Edgar Rice Burroughs: A Princess of Mars

13. CHAPTER XIII: LOVE-MAKING ON MARS (continued)

"I think they have been trying to keep us apart," she continued, "for whenever you have been off duty one of the older women of Tars Tarkas' retinue has always arranged to trump up some excuse to get Sola and me out of sight. They have had me down in the pits below the buildings helping them mix their awful radium powder, and make their terrible projectiles. You know that these have to be manufactured by artificial light, as exposure to sunlight always results in an explosion. You have noticed that their bullets explode when they strike an object? Well, the opaque, outer coating is broken by the impact, exposing a glass cylinder, almost solid, in the forward end of which is a minute particle of radium powder. The moment the sunlight, even though diffused, strikes this powder it explodes with a violence which nothing can withstand. If you ever witness a night battle you will note the absence of these explosions, while the morning following the battle will be filled at sunrise with the sharp detonations of exploding missiles fired the preceding night. As a rule, however, non-exploding projectiles are used at night." [I have used the word radium in describing this powder because in the light of recent discoveries on Earth I believe it to be a mixture of which radium is the base. In Captain Carter's manuscript it is mentioned always by the name used in the written language of Helium and is spelled in hieroglyphics which it would be difficult and useless to reproduce.]

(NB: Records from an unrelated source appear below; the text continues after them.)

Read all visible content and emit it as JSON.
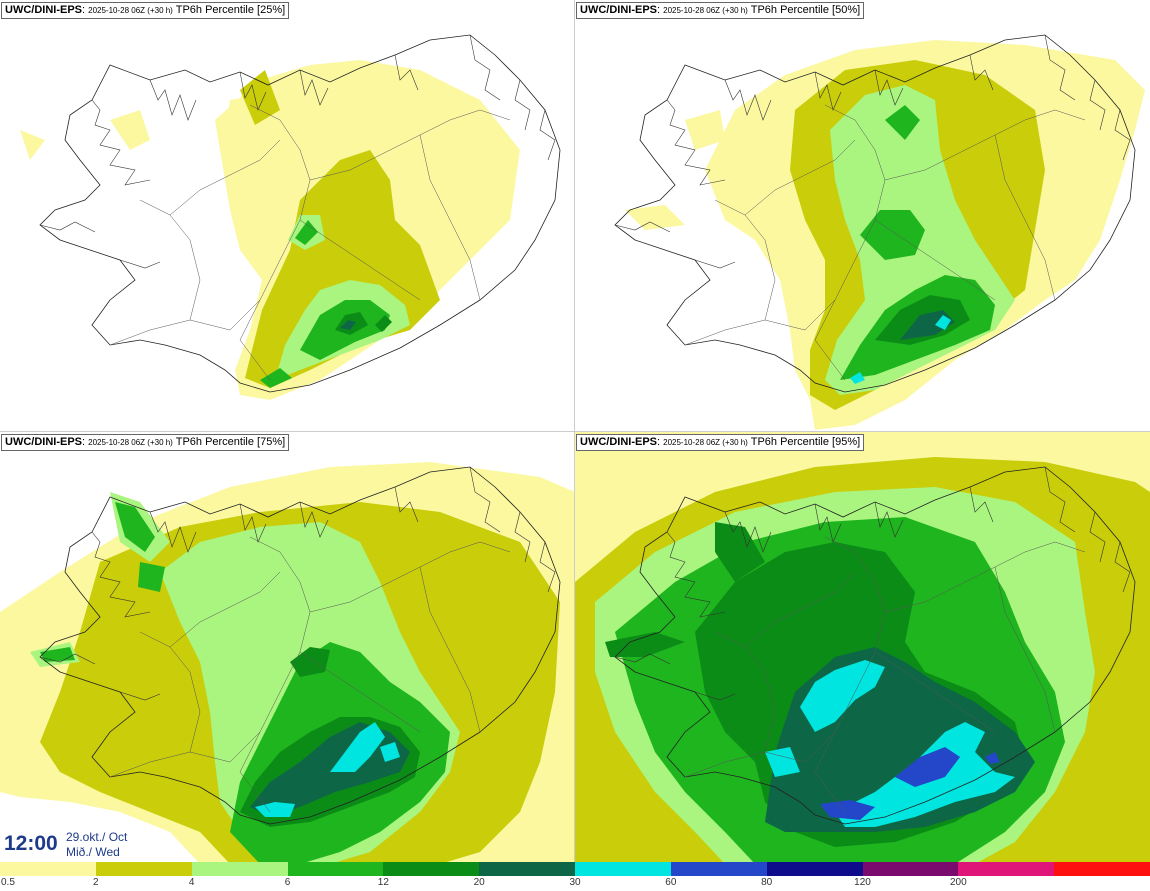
{
  "panels": [
    {
      "model": "UWC/DINI-EPS",
      "run": "2025-10-28 06Z (+30 h)",
      "product": "TP6h Percentile [25%]"
    },
    {
      "model": "UWC/DINI-EPS",
      "run": "2025-10-28 06Z (+30 h)",
      "product": "TP6h Percentile [50%]"
    },
    {
      "model": "UWC/DINI-EPS",
      "run": "2025-10-28 06Z (+30 h)",
      "product": "TP6h Percentile [75%]"
    },
    {
      "model": "UWC/DINI-EPS",
      "run": "2025-10-28 06Z (+30 h)",
      "product": "TP6h Percentile [95%]"
    }
  ],
  "valid_time": {
    "time": "12:00",
    "date": "29.okt./ Oct",
    "weekday": "Mið./ Wed"
  },
  "colorbar": {
    "colors": [
      "#fbf8a0",
      "#c9cd0a",
      "#aaf57f",
      "#1fb51f",
      "#0b8c16",
      "#0d6747",
      "#00e5e0",
      "#2347c8",
      "#0e0c8a",
      "#7a0a6e",
      "#e0157a",
      "#ff1010"
    ],
    "ticks": [
      "0.5",
      "2",
      "4",
      "6",
      "12",
      "20",
      "30",
      "60",
      "80",
      "120",
      "200"
    ]
  }
}
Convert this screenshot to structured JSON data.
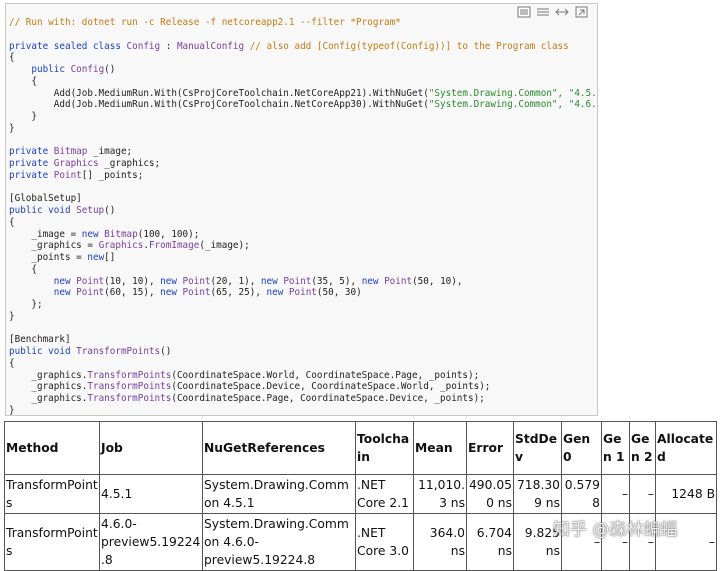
{
  "code": {
    "lines": [
      [
        [
          "// Run with: dotnet run -c Release -f netcoreapp2.1 --filter *Program*",
          "#c47a12"
        ]
      ],
      [],
      [
        [
          "private sealed class ",
          "#1c3fc4"
        ],
        [
          "Config",
          "#7a3fa0"
        ],
        [
          " : ",
          "#222"
        ],
        [
          "ManualConfig",
          "#7a3fa0"
        ],
        [
          " // also add [Config(typeof(Config))] to the Program class",
          "#c47a12"
        ]
      ],
      [
        [
          "{",
          "#222"
        ]
      ],
      [
        [
          "    public ",
          "#1c3fc4"
        ],
        [
          "Config",
          "#7a3fa0"
        ],
        [
          "()",
          "#222"
        ]
      ],
      [
        [
          "    {",
          "#222"
        ]
      ],
      [
        [
          "        Add(Job.MediumRun.With(CsProjCoreToolchain.NetCoreApp21).WithNuGet(",
          "#222"
        ],
        [
          "\"System.Drawing.Common\", \"4.5.",
          "#2a8a2a"
        ]
      ],
      [
        [
          "        Add(Job.MediumRun.With(CsProjCoreToolchain.NetCoreApp30).WithNuGet(",
          "#222"
        ],
        [
          "\"System.Drawing.Common\", \"4.6.",
          "#2a8a2a"
        ]
      ],
      [
        [
          "    }",
          "#222"
        ]
      ],
      [
        [
          "}",
          "#222"
        ]
      ],
      [],
      [
        [
          "private ",
          "#1c3fc4"
        ],
        [
          "Bitmap",
          "#7a3fa0"
        ],
        [
          " _image;",
          "#222"
        ]
      ],
      [
        [
          "private ",
          "#1c3fc4"
        ],
        [
          "Graphics",
          "#7a3fa0"
        ],
        [
          " _graphics;",
          "#222"
        ]
      ],
      [
        [
          "private ",
          "#1c3fc4"
        ],
        [
          "Point",
          "#7a3fa0"
        ],
        [
          "[] _points;",
          "#222"
        ]
      ],
      [],
      [
        [
          "[GlobalSetup]",
          "#222"
        ]
      ],
      [
        [
          "public void ",
          "#1c3fc4"
        ],
        [
          "Setup",
          "#7a3fa0"
        ],
        [
          "()",
          "#222"
        ]
      ],
      [
        [
          "{",
          "#222"
        ]
      ],
      [
        [
          "    _image = ",
          "#222"
        ],
        [
          "new ",
          "#1c3fc4"
        ],
        [
          "Bitmap",
          "#7a3fa0"
        ],
        [
          "(100, 100);",
          "#222"
        ]
      ],
      [
        [
          "    _graphics = ",
          "#222"
        ],
        [
          "Graphics",
          "#7a3fa0"
        ],
        [
          ".",
          "#222"
        ],
        [
          "FromImage",
          "#7a3fa0"
        ],
        [
          "(_image);",
          "#222"
        ]
      ],
      [
        [
          "    _points = ",
          "#222"
        ],
        [
          "new",
          "#1c3fc4"
        ],
        [
          "[]",
          "#222"
        ]
      ],
      [
        [
          "    {",
          "#222"
        ]
      ],
      [
        [
          "        new ",
          "#1c3fc4"
        ],
        [
          "Point",
          "#7a3fa0"
        ],
        [
          "(10, 10), ",
          "#222"
        ],
        [
          "new ",
          "#1c3fc4"
        ],
        [
          "Point",
          "#7a3fa0"
        ],
        [
          "(20, 1), ",
          "#222"
        ],
        [
          "new ",
          "#1c3fc4"
        ],
        [
          "Point",
          "#7a3fa0"
        ],
        [
          "(35, 5), ",
          "#222"
        ],
        [
          "new ",
          "#1c3fc4"
        ],
        [
          "Point",
          "#7a3fa0"
        ],
        [
          "(50, 10),",
          "#222"
        ]
      ],
      [
        [
          "        new ",
          "#1c3fc4"
        ],
        [
          "Point",
          "#7a3fa0"
        ],
        [
          "(60, 15), ",
          "#222"
        ],
        [
          "new ",
          "#1c3fc4"
        ],
        [
          "Point",
          "#7a3fa0"
        ],
        [
          "(65, 25), ",
          "#222"
        ],
        [
          "new ",
          "#1c3fc4"
        ],
        [
          "Point",
          "#7a3fa0"
        ],
        [
          "(50, 30)",
          "#222"
        ]
      ],
      [
        [
          "    };",
          "#222"
        ]
      ],
      [
        [
          "}",
          "#222"
        ]
      ],
      [],
      [
        [
          "[Benchmark]",
          "#222"
        ]
      ],
      [
        [
          "public void ",
          "#1c3fc4"
        ],
        [
          "TransformPoints",
          "#7a3fa0"
        ],
        [
          "()",
          "#222"
        ]
      ],
      [
        [
          "{",
          "#222"
        ]
      ],
      [
        [
          "    _graphics.",
          "#222"
        ],
        [
          "TransformPoints",
          "#7a3fa0"
        ],
        [
          "(CoordinateSpace.World, CoordinateSpace.Page, _points);",
          "#222"
        ]
      ],
      [
        [
          "    _graphics.",
          "#222"
        ],
        [
          "TransformPoints",
          "#7a3fa0"
        ],
        [
          "(CoordinateSpace.Device, CoordinateSpace.World, _points);",
          "#222"
        ]
      ],
      [
        [
          "    _graphics.",
          "#222"
        ],
        [
          "TransformPoints",
          "#7a3fa0"
        ],
        [
          "(CoordinateSpace.Page, CoordinateSpace.Device, _points);",
          "#222"
        ]
      ],
      [
        [
          "}",
          "#222"
        ]
      ]
    ]
  },
  "table": {
    "header": [
      "Method",
      "Job",
      "NuGetReferences",
      "Toolchain",
      "Mean",
      "Error",
      "StdDev",
      "Gen 0",
      "Gen 1",
      "Gen 2",
      "Allocated"
    ],
    "rows": [
      [
        "TransformPoints",
        "4.5.1",
        "System.Drawing.Common 4.5.1",
        ".NET Core 2.1",
        "11,010.3 ns",
        "490.050 ns",
        "718.309 ns",
        "0.5798",
        "–",
        "–",
        "1248 B"
      ],
      [
        "TransformPoints",
        "4.6.0-preview5.19224.8",
        "System.Drawing.Common 4.6.0-preview5.19224.8",
        ".NET Core 3.0",
        "364.0 ns",
        "6.704 ns",
        "9.825 ns",
        "–",
        "–",
        "–",
        "–"
      ]
    ]
  },
  "watermark": "知乎 @森林蝙蝠"
}
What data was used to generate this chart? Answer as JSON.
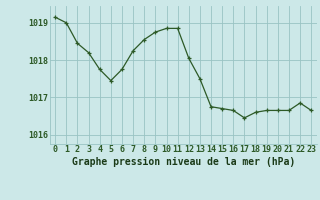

While I was much interested in Dejah Thoris' explanation of this wonderful adjunct to Martian warfare, I was more concerned by the immediate problem of their treatment of her. That they were keeping her away from me was not a matter for surprise, but that they should subject her to dangerous and arduous labor filled me with rage.

"Have they ever subjected you to cruelty and ignominy, Dejah Thoris?" I asked, feeling the hot blood of my fighting ancestors leap in my veins as I awaited her reply.

"Only in little ways, John Carter," she answered. "Nothing that can harm me outside my pride. They know that I am the daughter of ten thousand jeddaks, that I trace my ancestry straight back without a break to the builder of the first great waterway, and they, who do not even know their own mothers, are jealous of me. At heart they hate their horrid fates, and so wreak their poor spite on me who stand for everything they have not, and for all they most crave and never can attain. Let us pity them, my chieftain, for even though we die at their hands we can afford them pity, since we are greater than they and they know it."